Anrig sei zu streng mit den Gardisten gewesen, schrieb die römische Tageszeitung "Il Messaggero". In der Wachtruppe habe es Unmut deswegen gegeben. Franziskus wünsche sich einen Kommandanten, der seinen Gardisten weniger Drill abverlange. Quellen nennt der Bericht nicht. Wiederholt habe der Papst seinen Bewachern angeboten, sich zu setzen, wenn sie müde seien oder ihnen ein Glas Wasser angeboten. Die Schweizergardisten hätten dies jedoch stets abgelehnt und auf ihre Vorschriften verwiesen. Hört man sich im Vatikan um, heißt es nur, dass Anrig wohl etwas strenger gewesen sei, als sein Vorgänger Elmar Mäder, den er 2008 ablöste. Dass Franziskus das strenge Reglement der Garde gerne einmal durchbricht, zeigte sich jüngst während der Bischofssynode, als er einem salutierenden Gardisten die Hand zum Gruß reichte.

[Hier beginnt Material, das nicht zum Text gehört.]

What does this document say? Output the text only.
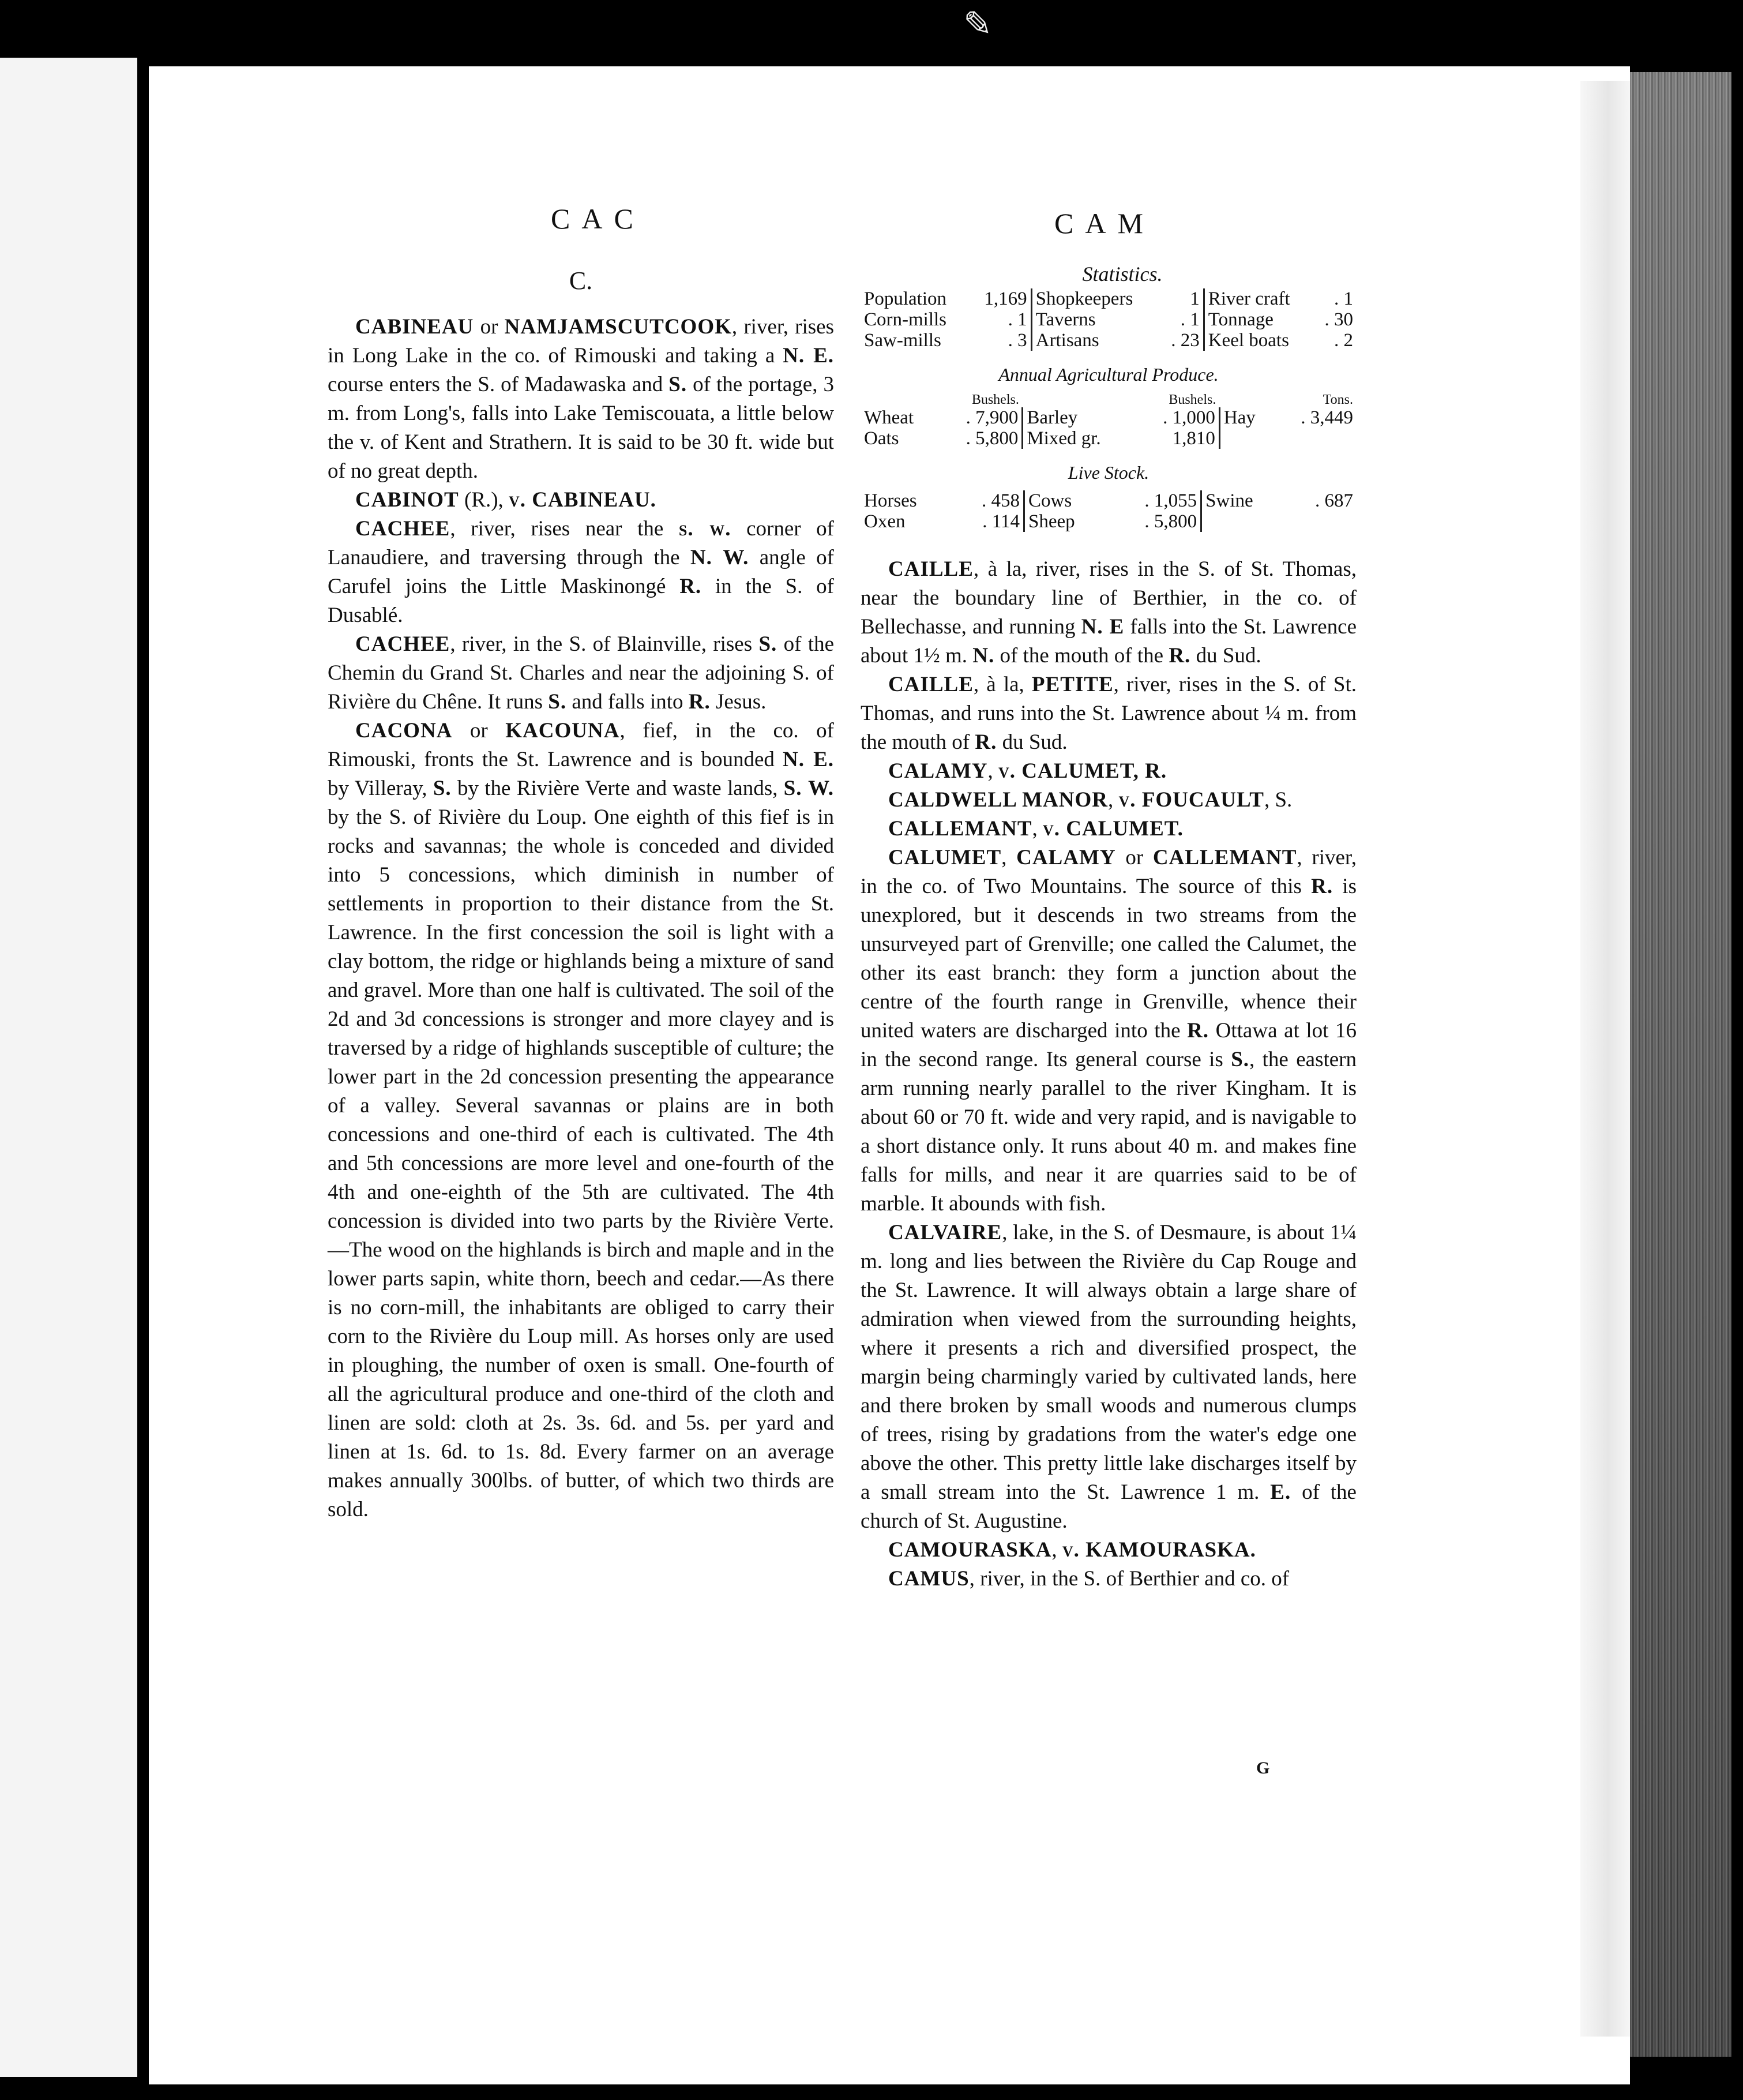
✎
CAC	CAM
C.

CABINEAU or NAMJAMSCUTCOOK, river, rises in Long Lake in the co. of Rimouski and taking a N. E. course enters the S. of Madawaska and S. of the portage, 3 m. from Long's, falls into Lake Temiscouata, a little below the v. of Kent and Strathern. It is said to be 30 ft. wide but of no great depth.

CABINOT (R.), v. CABINEAU.

CACHEE, river, rises near the s. w. corner of Lanaudiere, and traversing through the N. W. angle of Carufel joins the Little Maskinongé R. in the S. of Dusablé.

CACHEE, river, in the S. of Blainville, rises S. of the Chemin du Grand St. Charles and near the adjoining S. of Rivière du Chêne. It runs S. and falls into R. Jesus.

CACONA or KACOUNA, fief, in the co. of Rimouski, fronts the St. Lawrence and is bounded N. E. by Villeray, S. by the Rivière Verte and waste lands, S. W. by the S. of Rivière du Loup. One eighth of this fief is in rocks and savannas; the whole is conceded and divided into 5 concessions, which diminish in number of settlements in proportion to their distance from the St. Lawrence. In the first concession the soil is light with a clay bottom, the ridge or highlands being a mixture of sand and gravel. More than one half is cultivated. The soil of the 2d and 3d concessions is stronger and more clayey and is traversed by a ridge of highlands susceptible of culture; the lower part in the 2d concession presenting the appearance of a valley. Several savannas or plains are in both concessions and one-third of each is cultivated. The 4th and 5th concessions are more level and one-fourth of the 4th and one-eighth of the 5th are cultivated. The 4th concession is divided into two parts by the Rivière Verte.—The wood on the highlands is birch and maple and in the lower parts sapin, white thorn, beech and cedar.—As there is no corn-mill, the inhabitants are obliged to carry their corn to the Rivière du Loup mill. As horses only are used in ploughing, the number of oxen is small. One-fourth of all the agricultural produce and one-third of the cloth and linen are sold: cloth at 2s. 3s. 6d. and 5s. per yard and linen at 1s. 6d. to 1s. 8d. Every farmer on an average makes annually 300lbs. of butter, of which two thirds are sold.

Statistics.

Population	1,169	Shopkeepers	1	River craft	. 1
Corn-mills	. 1	Taverns	. 1	Tonnage	. 30
Saw-mills	. 3	Artisans	. 23	Keel boats	. 2
Annual Agricultural Produce.
	Bushels.		Bushels.		Tons.
Wheat	. 7,900	Barley	. 1,000	Hay	. 3,449
Oats	. 5,800	Mixed gr.	1,810		
Live Stock.
Horses	. 458	Cows	. 1,055	Swine	. 687
Oxen	. 114	Sheep	. 5,800		

CAILLE, à la, river, rises in the S. of St. Thomas, near the boundary line of Berthier, in the co. of Bellechasse, and running N. E falls into the St. Lawrence about 1½ m. N. of the mouth of the R. du Sud.

CAILLE, à la, PETITE, river, rises in the S. of St. Thomas, and runs into the St. Lawrence about ¼ m. from the mouth of R. du Sud.

CALAMY, v. CALUMET, R.

CALDWELL MANOR, v. FOUCAULT, S.

CALLEMANT, v. CALUMET.

CALUMET, CALAMY or CALLEMANT, river, in the co. of Two Mountains. The source of this R. is unexplored, but it descends in two streams from the unsurveyed part of Grenville; one called the Calumet, the other its east branch: they form a junction about the centre of the fourth range in Grenville, whence their united waters are discharged into the R. Ottawa at lot 16 in the second range. Its general course is S., the eastern arm running nearly parallel to the river Kingham. It is about 60 or 70 ft. wide and very rapid, and is navigable to a short distance only. It runs about 40 m. and makes fine falls for mills, and near it are quarries said to be of marble. It abounds with fish.

CALVAIRE, lake, in the S. of Desmaure, is about 1¼ m. long and lies between the Rivière du Cap Rouge and the St. Lawrence. It will always obtain a large share of admiration when viewed from the surrounding heights, where it presents a rich and diversified prospect, the margin being charmingly varied by cultivated lands, here and there broken by small woods and numerous clumps of trees, rising by gradations from the water's edge one above the other. This pretty little lake discharges itself by a small stream into the St. Lawrence 1 m. E. of the church of St. Augustine.

CAMOURASKA, v. KAMOURASKA.

CAMUS, river, in the S. of Berthier and co. of

G
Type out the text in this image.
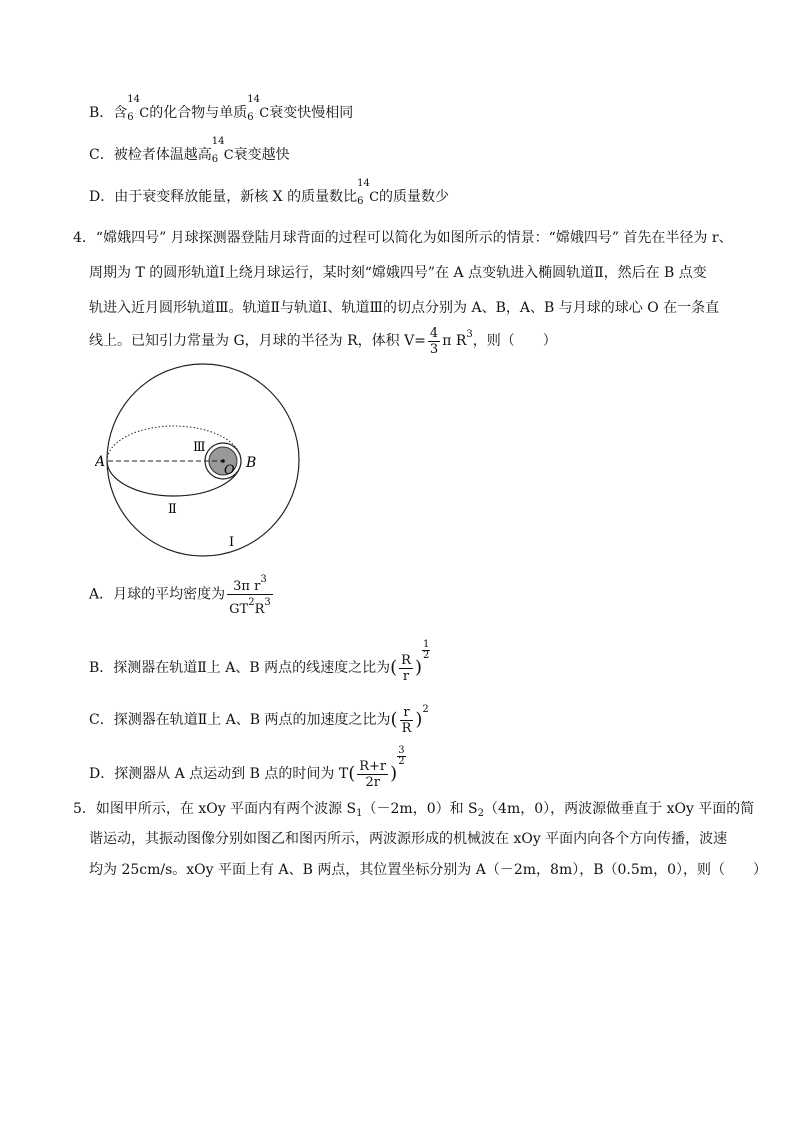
B．含
14
6 C的化合物与单质
14
6 C衰变快慢相同
C．被检者体温越高
14
6 C衰变越快
D．由于衰变释放能量，新核 X 的质量数比
14
6 C的质量数少
4．“嫦娥四号” 月球探测器登陆月球背面的过程可以简化为如图所示的情景：“嫦娥四号” 首先在半径为 r、
周期为 T 的圆形轨道Ⅰ上绕月球运行，某时刻“嫦娥四号”在 A 点变轨进入椭圆轨道Ⅱ，然后在 B 点变
轨进入近月圆形轨道Ⅲ。轨道Ⅱ与轨道Ⅰ、轨道Ⅲ的切点分别为 A、B，A、B 与月球的球心 O 在一条直
线上。已知引力常量为 G，月球的半径为 R，体积 $V= \frac{4}{3}$ π $R^3$，则（　　）
A	B
O
Ⅲ
Ⅱ
Ⅰ
A．月球的平均密度为 $\frac{3\pi r^3}{GT^2R^3}$
B．探测器在轨道Ⅱ上 A、B 两点的线速度之比为( $\frac{R}{r}$ )
$\frac{1}{2}$
C．探测器在轨道Ⅱ上 A、B 两点的加速度之比为( $\frac{r}{R} )^2$
D．探测器从 A 点运动到 B 点的时间为 $T( \frac{R+r}{2r}$ )
$\frac{3}{2}$
5．如图甲所示，在 xOy 平面内有两个波源 $S_1(-2m$，0）和 $S_2(4m$，0），两波源做垂直于 xOy 平面的简
谐运动，其振动图像分别如图乙和图丙所示，两波源形成的机械波在 xOy 平面内向各个方向传播，波速
均为 25cm/s。xOy 平面上有 A、B 两点，其位置坐标分别为 A（－2m，8m），B（0.5m，0），则（　　）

Ganz freiwillig scheint der 42 Jahre alte Anrig jedenfalls nicht den Dienst quittiert zu haben. Das zumindest legt das Foto nahe, das die Schweizer Boulevardzeitung "Der Blick" im Internet veröffentlichte, und das offenbar von einem Gardisten stammt: Darauf ist ein Tagesbefehl Anrigs zu sehen. Darin heißt es, er nehme von dem "Wunsch des Heiligen Vaters Kenntnis, dass er eine Erneuerung der Spitze des Corps" wünsche. Der Pressesprecher der Schweizergarde will sich zur Causa Anrig nicht äußern. Auch der Kommandant selbst lehnt jede Stellungnahme ab. Nach Ablauf seiner fünfjährigen Bestellung war er 2013 nur "bis auf Weiteres" an der Spitze der 110 Mann starken Wachtruppe bestätigt worden.

Anrig hat vier Kinder

Ein weiteres - in letzter Zeit besonders beliebtes Motiv - für das frühe Dienstende des Kommandanten brachte die französische Nachrichtenagentur I.media ins Spiel: Das neue Appartement des Kommandanten habe dem Papst wegen seines großzügigen Zuschnitts missfallen, schreibt die Agentur und beruft sich auf "vatikanische Quellen". "Der Blick" machte Anrig daraufhin kurzerhand zum "Protzgardisten". Das Blatt berichtete von einem angeblich 380 Quadratmeter großen "Luxusappartement". Anrig hat vier Kinder.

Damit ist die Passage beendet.